[MySQL] Detailed explanation of InnoDB storage engine

InnoDB engine is the default storage engine after MySQL version 5.5

logical storage structure

The first is the tablespace Tablespace (ibd file): one mysql power can correspond to multiple tablespaces, used to store and record, index and other data

These storage records, indexes and other data are stored in segments
. Segments are divided into

  1. Data segment (Leaf node segment)
  2. Index segment (Non-leaf node segment)
  3. Rollback segment

InnoDB is an index-organized table. The data segment is the leaf node of the B+ tree, and the index segment is the non-leaf node of the B+ tree.

Segments are used to manage multiple extents (Extent)

Area: The unit structure of the table space. Each area is 1MB. By default, the InnoDB storage engine page size is 16KB, that is, there are 64 pages in one area.

Page: It is the smallest unit of disk management of the InnoDB storage engine. The default size of each page is 16KB. In order to ensure the continuity of the page, the InnoDB storage engine applies for 4-5 areas from the disk each time.

Rows are stored in pages , and InnoDB storage engine data is stored by rows.

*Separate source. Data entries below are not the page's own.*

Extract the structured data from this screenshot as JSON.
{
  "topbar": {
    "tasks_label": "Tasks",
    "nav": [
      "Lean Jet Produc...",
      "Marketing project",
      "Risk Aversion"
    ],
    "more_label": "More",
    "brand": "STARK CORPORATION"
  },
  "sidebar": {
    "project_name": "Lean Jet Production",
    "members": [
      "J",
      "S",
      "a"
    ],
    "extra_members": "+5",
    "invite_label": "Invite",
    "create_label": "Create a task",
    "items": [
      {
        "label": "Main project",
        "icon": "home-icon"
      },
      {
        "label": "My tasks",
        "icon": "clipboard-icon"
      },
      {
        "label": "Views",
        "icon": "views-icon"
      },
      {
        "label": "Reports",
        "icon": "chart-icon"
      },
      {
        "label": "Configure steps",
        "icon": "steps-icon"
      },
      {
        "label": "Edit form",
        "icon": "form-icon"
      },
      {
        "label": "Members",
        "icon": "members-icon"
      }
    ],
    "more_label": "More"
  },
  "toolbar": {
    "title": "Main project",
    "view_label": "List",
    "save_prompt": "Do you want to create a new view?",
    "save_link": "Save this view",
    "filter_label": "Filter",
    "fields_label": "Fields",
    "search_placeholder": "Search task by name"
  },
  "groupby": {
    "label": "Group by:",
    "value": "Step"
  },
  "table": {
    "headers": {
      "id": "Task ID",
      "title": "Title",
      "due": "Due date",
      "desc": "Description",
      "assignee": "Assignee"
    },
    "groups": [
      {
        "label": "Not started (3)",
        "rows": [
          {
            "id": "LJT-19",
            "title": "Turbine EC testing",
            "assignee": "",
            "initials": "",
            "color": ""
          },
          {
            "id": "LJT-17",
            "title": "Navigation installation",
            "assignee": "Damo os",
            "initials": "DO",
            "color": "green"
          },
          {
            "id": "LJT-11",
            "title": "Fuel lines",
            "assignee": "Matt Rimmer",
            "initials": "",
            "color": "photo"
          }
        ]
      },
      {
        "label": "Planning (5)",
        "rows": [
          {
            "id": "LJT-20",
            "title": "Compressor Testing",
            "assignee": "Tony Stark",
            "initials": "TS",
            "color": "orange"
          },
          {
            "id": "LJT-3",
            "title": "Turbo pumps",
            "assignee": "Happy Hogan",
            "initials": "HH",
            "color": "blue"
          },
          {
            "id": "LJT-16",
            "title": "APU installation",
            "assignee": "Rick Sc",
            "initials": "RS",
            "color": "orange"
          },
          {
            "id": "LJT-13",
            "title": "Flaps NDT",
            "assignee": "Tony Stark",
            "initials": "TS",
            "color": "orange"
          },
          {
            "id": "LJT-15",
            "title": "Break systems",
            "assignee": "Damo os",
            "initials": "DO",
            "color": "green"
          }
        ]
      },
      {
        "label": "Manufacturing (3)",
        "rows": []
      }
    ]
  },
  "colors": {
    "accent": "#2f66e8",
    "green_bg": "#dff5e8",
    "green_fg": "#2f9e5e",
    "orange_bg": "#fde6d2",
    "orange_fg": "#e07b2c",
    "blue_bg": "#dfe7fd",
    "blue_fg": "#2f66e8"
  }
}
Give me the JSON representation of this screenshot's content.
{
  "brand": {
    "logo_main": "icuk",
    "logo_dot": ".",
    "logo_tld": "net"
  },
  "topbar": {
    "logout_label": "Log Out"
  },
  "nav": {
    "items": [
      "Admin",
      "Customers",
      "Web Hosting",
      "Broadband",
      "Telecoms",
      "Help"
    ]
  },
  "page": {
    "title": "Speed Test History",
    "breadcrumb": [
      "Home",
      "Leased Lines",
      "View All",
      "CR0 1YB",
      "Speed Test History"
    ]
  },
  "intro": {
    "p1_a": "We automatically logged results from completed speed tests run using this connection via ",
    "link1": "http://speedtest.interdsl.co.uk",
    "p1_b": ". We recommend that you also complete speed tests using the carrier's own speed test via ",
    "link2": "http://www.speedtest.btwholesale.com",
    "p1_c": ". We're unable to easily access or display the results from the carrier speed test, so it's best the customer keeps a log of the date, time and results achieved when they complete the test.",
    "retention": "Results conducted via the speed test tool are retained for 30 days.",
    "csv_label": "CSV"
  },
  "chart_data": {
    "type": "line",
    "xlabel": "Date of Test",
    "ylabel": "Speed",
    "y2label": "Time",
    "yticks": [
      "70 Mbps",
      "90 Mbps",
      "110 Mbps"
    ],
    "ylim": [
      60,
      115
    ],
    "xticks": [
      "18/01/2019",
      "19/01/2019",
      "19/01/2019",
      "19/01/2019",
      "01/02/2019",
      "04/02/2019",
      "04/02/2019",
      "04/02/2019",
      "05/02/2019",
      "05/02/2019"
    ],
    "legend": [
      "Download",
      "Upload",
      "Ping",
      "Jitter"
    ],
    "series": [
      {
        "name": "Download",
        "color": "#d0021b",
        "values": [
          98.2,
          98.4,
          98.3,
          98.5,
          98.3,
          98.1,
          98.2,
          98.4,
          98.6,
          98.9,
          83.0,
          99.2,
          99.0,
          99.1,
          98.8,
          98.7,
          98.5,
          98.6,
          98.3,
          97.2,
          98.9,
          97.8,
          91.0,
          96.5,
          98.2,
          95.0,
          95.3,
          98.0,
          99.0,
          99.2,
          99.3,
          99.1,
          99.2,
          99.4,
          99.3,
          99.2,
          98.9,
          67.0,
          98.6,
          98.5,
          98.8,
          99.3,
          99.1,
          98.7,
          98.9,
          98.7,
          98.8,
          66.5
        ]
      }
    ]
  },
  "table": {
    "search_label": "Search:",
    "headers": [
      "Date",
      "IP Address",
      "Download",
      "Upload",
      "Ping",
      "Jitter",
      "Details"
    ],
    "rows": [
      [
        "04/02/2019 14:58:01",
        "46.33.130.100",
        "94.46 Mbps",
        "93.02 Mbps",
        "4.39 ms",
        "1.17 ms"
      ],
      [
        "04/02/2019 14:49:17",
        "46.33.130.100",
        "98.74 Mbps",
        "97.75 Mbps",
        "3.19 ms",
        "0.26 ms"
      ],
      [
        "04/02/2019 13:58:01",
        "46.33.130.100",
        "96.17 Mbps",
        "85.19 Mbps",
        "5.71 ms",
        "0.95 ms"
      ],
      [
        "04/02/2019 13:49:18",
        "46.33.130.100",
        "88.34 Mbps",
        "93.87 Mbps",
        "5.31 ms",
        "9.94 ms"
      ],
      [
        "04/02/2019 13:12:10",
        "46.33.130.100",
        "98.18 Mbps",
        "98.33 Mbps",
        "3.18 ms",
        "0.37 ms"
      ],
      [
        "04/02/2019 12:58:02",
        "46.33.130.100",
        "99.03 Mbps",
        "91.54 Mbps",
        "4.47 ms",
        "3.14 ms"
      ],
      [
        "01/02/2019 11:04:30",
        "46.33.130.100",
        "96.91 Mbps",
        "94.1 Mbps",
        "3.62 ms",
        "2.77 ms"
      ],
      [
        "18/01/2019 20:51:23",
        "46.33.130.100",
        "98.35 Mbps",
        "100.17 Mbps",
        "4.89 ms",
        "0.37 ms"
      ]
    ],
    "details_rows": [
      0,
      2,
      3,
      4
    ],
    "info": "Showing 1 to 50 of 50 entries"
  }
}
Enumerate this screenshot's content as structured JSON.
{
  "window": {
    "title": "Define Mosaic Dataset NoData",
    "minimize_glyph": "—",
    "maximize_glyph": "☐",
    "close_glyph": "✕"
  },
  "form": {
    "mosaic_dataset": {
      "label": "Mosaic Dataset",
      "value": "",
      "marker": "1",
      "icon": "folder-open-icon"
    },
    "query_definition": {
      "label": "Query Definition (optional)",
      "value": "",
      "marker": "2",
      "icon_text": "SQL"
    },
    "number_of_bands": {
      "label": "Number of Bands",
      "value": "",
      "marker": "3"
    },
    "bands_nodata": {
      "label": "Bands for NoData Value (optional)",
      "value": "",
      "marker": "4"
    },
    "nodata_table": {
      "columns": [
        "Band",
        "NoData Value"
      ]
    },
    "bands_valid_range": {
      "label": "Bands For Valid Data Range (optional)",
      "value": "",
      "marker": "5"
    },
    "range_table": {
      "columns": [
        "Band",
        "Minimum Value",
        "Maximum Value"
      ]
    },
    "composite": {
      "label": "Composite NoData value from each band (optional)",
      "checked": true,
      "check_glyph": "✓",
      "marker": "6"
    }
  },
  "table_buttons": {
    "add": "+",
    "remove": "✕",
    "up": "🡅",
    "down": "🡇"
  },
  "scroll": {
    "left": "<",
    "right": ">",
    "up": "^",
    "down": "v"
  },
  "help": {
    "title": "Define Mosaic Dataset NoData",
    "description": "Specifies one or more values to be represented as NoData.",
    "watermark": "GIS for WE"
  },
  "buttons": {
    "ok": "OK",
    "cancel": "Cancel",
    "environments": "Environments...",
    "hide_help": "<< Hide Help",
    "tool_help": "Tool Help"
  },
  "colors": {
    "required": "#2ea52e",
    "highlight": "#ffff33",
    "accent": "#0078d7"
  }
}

Such as the hidden fields in the table:
Trx_id: Every time a record is changed, the corresponding id will be assigned to the trx_id hidden column
Roll_pointer: Every time a certain imprint path is changed, the old version will be written Enter the undo log, and then this hidden column is equivalent to a pointer, which can be used with the Forbidden City to find the information before the record is modified.

Architecture

InnoDB engine is the default storage engine after MySQL version 5.5. It is good at transaction processing and has crash recovery features. It is widely used in daily life.

First introduce the memory structure of InnoDB

InnoDB memory structure

Buffer Pool:

The buffer pool is an area of ​​main memory, which can cache the real areas that are frequently operated on the disk. When performing a CRUD operation, the data in the cache pool is first operated (if not, it is loaded from the disk and cached), and then the data is loaded and cached from the disk in a certain manner. Frequently flush to disk, thereby reducing disk IO and speeding up processing

The reason for this is that if it is a disk operation every time, there will be a lot of disk IO, and it will be random IO, which consumes very much performance.

The buffer pool is based on Page pages. The bottom layer uses a linked list data structure to manage Pages. Pages are divided into three types according to their status.

  1. free page: free page, not used
  2. clean page: has been used, but the data has not been modified
  3. Dirty page: Dirty page, the page has been used, the data has been modified, and it is inconsistent with the data on the disk.

Change Buffer:

Change the buffer (for non-unique L2 cache pages). The 5.x version is called Insert Buffer, which only appeared in 8.0.

When the DML statement is executed again, if these data pages are not in the Buffer Pool, the disk will not be directly operated, but the data changes will be stored in the change buffer Change Buffer. When the data is read in the future, the data will be merged and restored to the buffer. pool, and then flush the merged data to disk.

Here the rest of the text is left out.